Our guide proceeded to show us how each and every one of these instruments was used: from the huge saw used to amputate bones to the small instruments to pull teeth. That’s the sanitized version. She actually went into great detain on the steps the surgeon went through to find the bone to saw and what was done with the flesh and the skin. I’m not sure but I think it was during the discussion of the arm amputation that I realized that I was a bit lightheaded and I should sit down. I made it look as if I was tired of standing and both the guide and Gary fell for this. HA! Only I know the truth - well, now everyone of you who is reading this will know too.
Funny, our guide told us that doctors and dentists that take the tour say they use some of the same instruments today not quite the same and certainly in better condition.
I’m thinkin’ that our guide usually does school kid tours and don’t they live on blood and guts?

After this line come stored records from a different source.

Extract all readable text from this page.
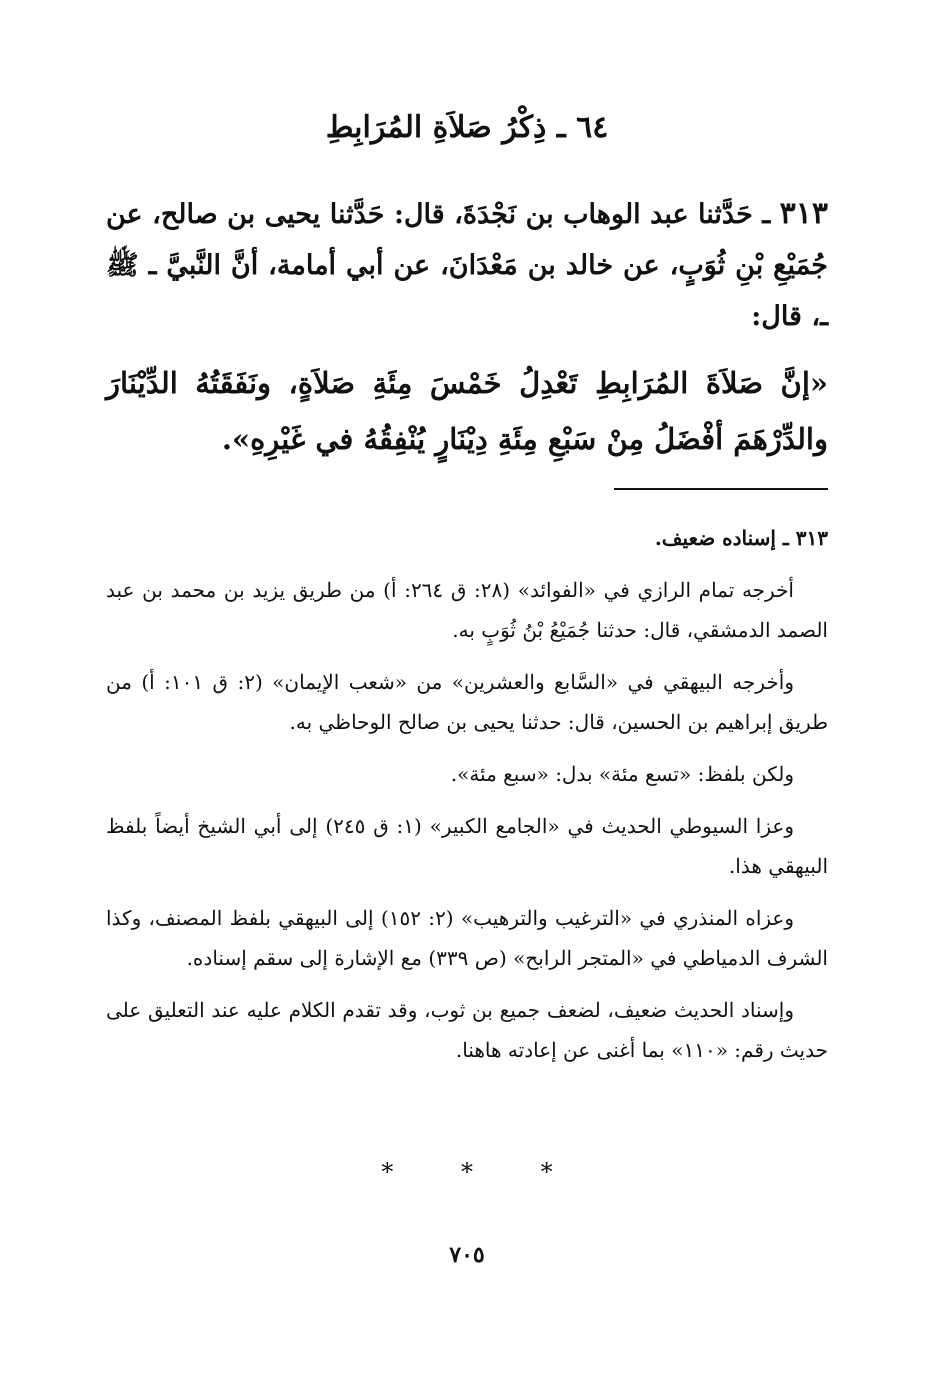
٦٤ ـ ذِكْرُ صَلاَةِ المُرَابِطِ
٣١٣ ـ حَدَّثنا عبد الوهاب بن نَجْدَةَ، قال: حَدَّثنا يحيى بن صالح، عن جُمَيْعِ بْنِ ثُوَبٍ، عن خالد بن مَعْدَانَ، عن أبي أمامة، أنَّ النَّبيَّ ـ ﷺ ـ، قال:
«إنَّ صَلاَةَ المُرَابِطِ تَعْدِلُ خَمْسَ مِئَةِ صَلاَةٍ، ونَفَقَتُهُ الدِّيْنَارَ والدِّرْهَمَ أفْضَلُ مِنْ سَبْعِ مِئَةِ دِيْنَارٍ يُنْفِقُهُ في غَيْرِهِ».

٣١٣ ـ إسناده ضعيف.

أخرجه تمام الرازي في «الفوائد» (٢٨: ق ٢٦٤: أ) من طريق يزيد بن محمد بن عبد الصمد الدمشقي، قال: حدثنا جُمَيْعُ بْنُ ثُوَبٍ به.

وأخرجه البيهقي في «السَّابع والعشرين» من «شعب الإيمان» (٢: ق ١٠١: أ) من طريق إبراهيم بن الحسين، قال: حدثنا يحيى بن صالح الوحاظي به.

ولكن بلفظ: «تسع مئة» بدل: «سبع مئة».

وعزا السيوطي الحديث في «الجامع الكبير» (١: ق ٢٤٥) إلى أبي الشيخ أيضاً بلفظ البيهقي هذا.

وعزاه المنذري في «الترغيب والترهيب» (٢: ١٥٢) إلى البيهقي بلفظ المصنف، وكذا الشرف الدمياطي في «المتجر الرابح» (ص ٣٣٩) مع الإشارة إلى سقم إسناده.

وإسناد الحديث ضعيف، لضعف جميع بن ثوب، وقد تقدم الكلام عليه عند التعليق على حديث رقم: «١١٠» بما أغنى عن إعادته هاهنا.

* * *
٧٠٥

But the rest of the tour was about herbs and other sanitation practices of the Spanish. We even saw the herb garden. Most of the ‘medicines’ they used here came form Spain and, when the supply ship was captured by pirates or didn’t arrive at all, the apothecary had to made due with those herbs and medicines he had on hand.
We enjoyed the tour and our guide was superb. She gave us blood and guts but also history and medical practices of the times. Just remember this if you have a ‘delicate’ stomach.
We walked back to the car through the city. By the way, it’s bike week here. Pity the poor tourist who doesn’t know that bikes get priority parking around the City Square during Bike Week.
Home late and while Gary unhooked some of our utilities, I took the trash to the nearest trash barrel, which in on the other side of the south end of our campground. Oops, some one has put an 8” thick, 6’ long mattress into the trash and nothing else will fit. Did they bring it from home to trash here? Amazing. So I walked over to the far end of the other side of the campground for the less full trash container. Hey, it was a good walk - but carrying two wastepaper baskets?